Spell already faces misdemeanor charges for holding in-person church services despite the ban on gatherings.

NEW ORLEANS (AP) — Louisiana authorities arrested a pastor on an assault charge on Tuesday after he admitted that he drove his church bus toward a man who has been protesting his decision to continue holding mass gatherings at church in defiance of public health orders during the coronavirus pandemic.

The police department in Central, a suburb of the capital of Baton Rouge, said on a posting on their Facebook page that Tony Spell, the pastor of Life Tabernacle Church, turned himself into the department and was arrested on charges of aggravated assault and improper backing. Officials said Spell also had outstanding traffic tickets.

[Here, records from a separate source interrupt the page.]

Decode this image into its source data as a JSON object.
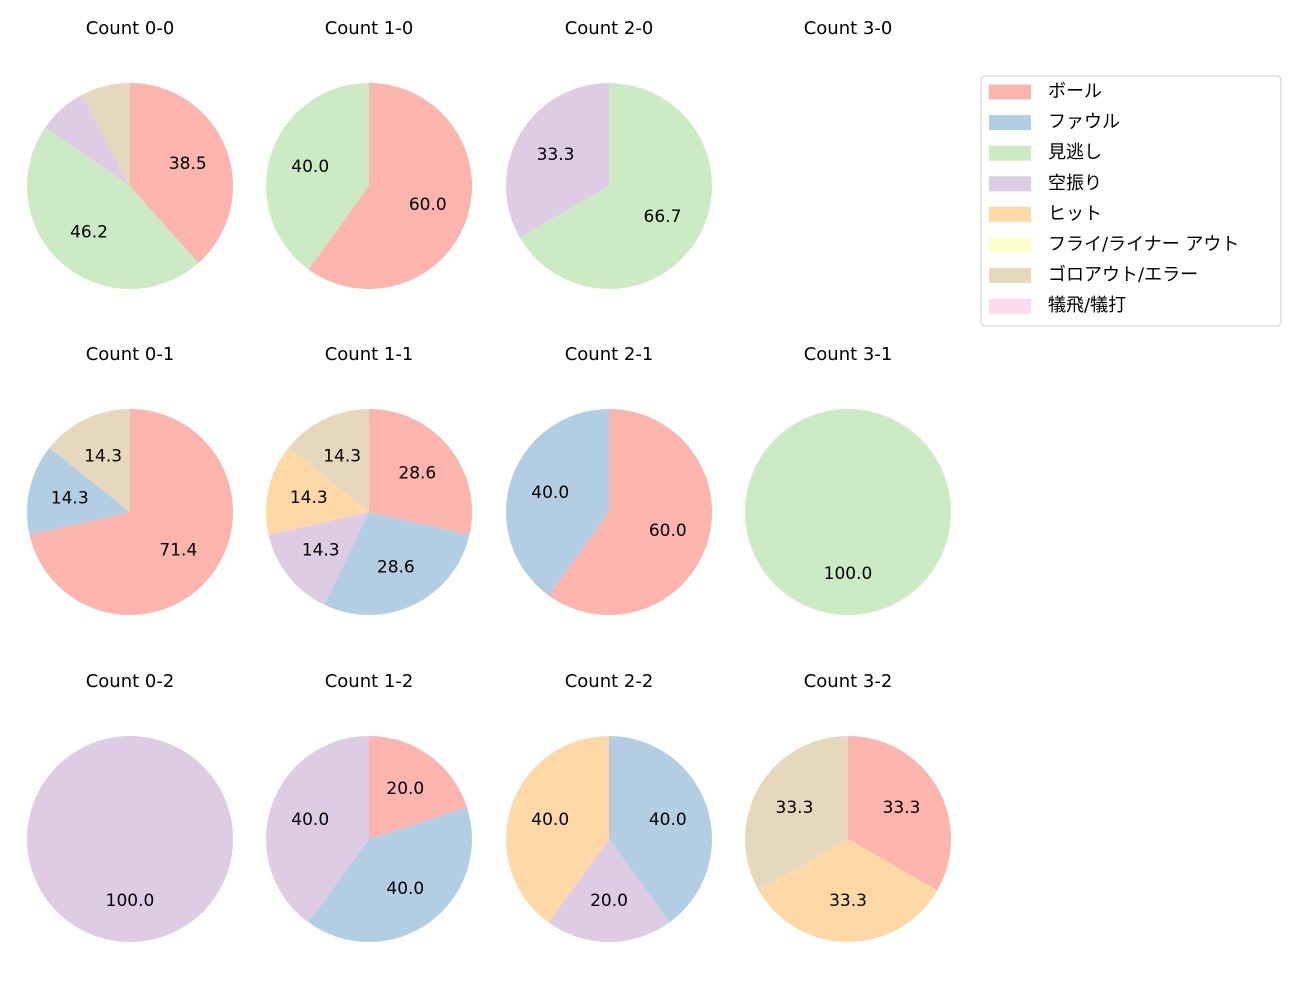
{
  "chart_data": [
    {
      "type": "pie",
      "title": "Count 0-0",
      "categories": [
        "ボール",
        "見逃し",
        "空振り",
        "ゴロアウト/エラー"
      ],
      "values": [
        38.5,
        46.2,
        7.7,
        7.7
      ],
      "value_labels": [
        "38.5",
        "46.2",
        null,
        null
      ],
      "colors": [
        "#fbb4ae",
        "#ccebc5",
        "#decbe4",
        "#e5d8bd"
      ]
    },
    {
      "type": "pie",
      "title": "Count 1-0",
      "categories": [
        "ボール",
        "見逃し"
      ],
      "values": [
        60,
        40
      ],
      "value_labels": [
        "60.0",
        "40.0"
      ],
      "colors": [
        "#fbb4ae",
        "#ccebc5"
      ]
    },
    {
      "type": "pie",
      "title": "Count 2-0",
      "categories": [
        "見逃し",
        "空振り"
      ],
      "values": [
        66.7,
        33.3
      ],
      "value_labels": [
        "66.7",
        "33.3"
      ],
      "colors": [
        "#ccebc5",
        "#decbe4"
      ]
    },
    {
      "type": "pie",
      "title": "Count 3-0",
      "categories": [],
      "values": [],
      "value_labels": [],
      "colors": []
    },
    {
      "type": "pie",
      "title": "Count 0-1",
      "categories": [
        "ボール",
        "ファウル",
        "ゴロアウト/エラー"
      ],
      "values": [
        71.4,
        14.3,
        14.3
      ],
      "value_labels": [
        "71.4",
        "14.3",
        "14.3"
      ],
      "colors": [
        "#fbb4ae",
        "#b3cde3",
        "#e5d8bd"
      ]
    },
    {
      "type": "pie",
      "title": "Count 1-1",
      "categories": [
        "ボール",
        "ファウル",
        "空振り",
        "ヒット",
        "ゴロアウト/エラー"
      ],
      "values": [
        28.6,
        28.6,
        14.3,
        14.3,
        14.3
      ],
      "value_labels": [
        "28.6",
        "28.6",
        "14.3",
        "14.3",
        "14.3"
      ],
      "colors": [
        "#fbb4ae",
        "#b3cde3",
        "#decbe4",
        "#fed9a6",
        "#e5d8bd"
      ]
    },
    {
      "type": "pie",
      "title": "Count 2-1",
      "categories": [
        "ボール",
        "ファウル"
      ],
      "values": [
        60,
        40
      ],
      "value_labels": [
        "60.0",
        "40.0"
      ],
      "colors": [
        "#fbb4ae",
        "#b3cde3"
      ]
    },
    {
      "type": "pie",
      "title": "Count 3-1",
      "categories": [
        "見逃し"
      ],
      "values": [
        100
      ],
      "value_labels": [
        "100.0"
      ],
      "colors": [
        "#ccebc5"
      ]
    },
    {
      "type": "pie",
      "title": "Count 0-2",
      "categories": [
        "空振り"
      ],
      "values": [
        100
      ],
      "value_labels": [
        "100.0"
      ],
      "colors": [
        "#decbe4"
      ]
    },
    {
      "type": "pie",
      "title": "Count 1-2",
      "categories": [
        "ボール",
        "ファウル",
        "空振り"
      ],
      "values": [
        20,
        40,
        40
      ],
      "value_labels": [
        "20.0",
        "40.0",
        "40.0"
      ],
      "colors": [
        "#fbb4ae",
        "#b3cde3",
        "#decbe4"
      ]
    },
    {
      "type": "pie",
      "title": "Count 2-2",
      "categories": [
        "ファウル",
        "空振り",
        "ヒット"
      ],
      "values": [
        40,
        20,
        40
      ],
      "value_labels": [
        "40.0",
        "20.0",
        "40.0"
      ],
      "colors": [
        "#b3cde3",
        "#decbe4",
        "#fed9a6"
      ]
    },
    {
      "type": "pie",
      "title": "Count 3-2",
      "categories": [
        "ボール",
        "ヒット",
        "ゴロアウト/エラー"
      ],
      "values": [
        33.3,
        33.3,
        33.3
      ],
      "value_labels": [
        "33.3",
        "33.3",
        "33.3"
      ],
      "colors": [
        "#fbb4ae",
        "#fed9a6",
        "#e5d8bd"
      ]
    }
  ],
  "legend": {
    "labels": [
      "ボール",
      "ファウル",
      "見逃し",
      "空振り",
      "ヒット",
      "フライ/ライナー アウト",
      "ゴロアウト/エラー",
      "犠飛/犠打"
    ],
    "colors": [
      "#fbb4ae",
      "#b3cde3",
      "#ccebc5",
      "#decbe4",
      "#fed9a6",
      "#ffffcc",
      "#e5d8bd",
      "#fddaec"
    ]
  }
}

Earlier Tuesday, Debbie Dougherty, administrative assistant to the chief at the Central Police Department said Spell had driven a church bus in reverse in the direction of the sign-holding protester.

Spell already faces misdemeanor charges for holding in-person church services despite the ban on gatherings. Authorities have said they did not book him into jail previously because they did not want to add to the jail population at a time when the highly infectious disease is running rampant. They have not taken any action to close his church.

Parishioner Nathan Boyce Thomas also faces charges of aggravated assault and reckless operation of a vehicle after being seen on video driving his white pickup truck to within about a foot of where protester Trey Bennett was standing at the road side. Police said Thomas drove at a high rate of speed, then braked just before turning into the church parking lot. Dougherty said Thomas also planned to turn himself in later Tuesday.

Bennett has kept up a one-man demonstration in front of the church near the capital of Baton Rouge since Easter Sunday, when he noticed hundreds of parishioners still attending services after the state’s stay-at-home mandate went into effect. The mandate bans gatherings of more than ten people. Houses of worship across the state have turned to online services instead.

Bennett, whose signs say “Close this Church” and “Danger – Coronavirus Incubator,” said he was used to getting scowls and verbal jabs from parishioners, but was “shocked” to see vehicles being driven at him.

Videos of the two incidents on April 19 were obtained and reviewed by The Associated Press. One shows the church bus making a sharp turn and then backing in the opposite direction of traffic on the shoulder to within a few feet of Bennett before coming to a stop. Another shows a white pickup truck swerving out of its lane and onto the shoulder within about a foot of Bennett’s body.

Spell acknowledged in a telephone interview with WAFB-TV on Monday that he was driving the bus. He said he just wanted to get out and confront the protester, but his wife talked him out of it.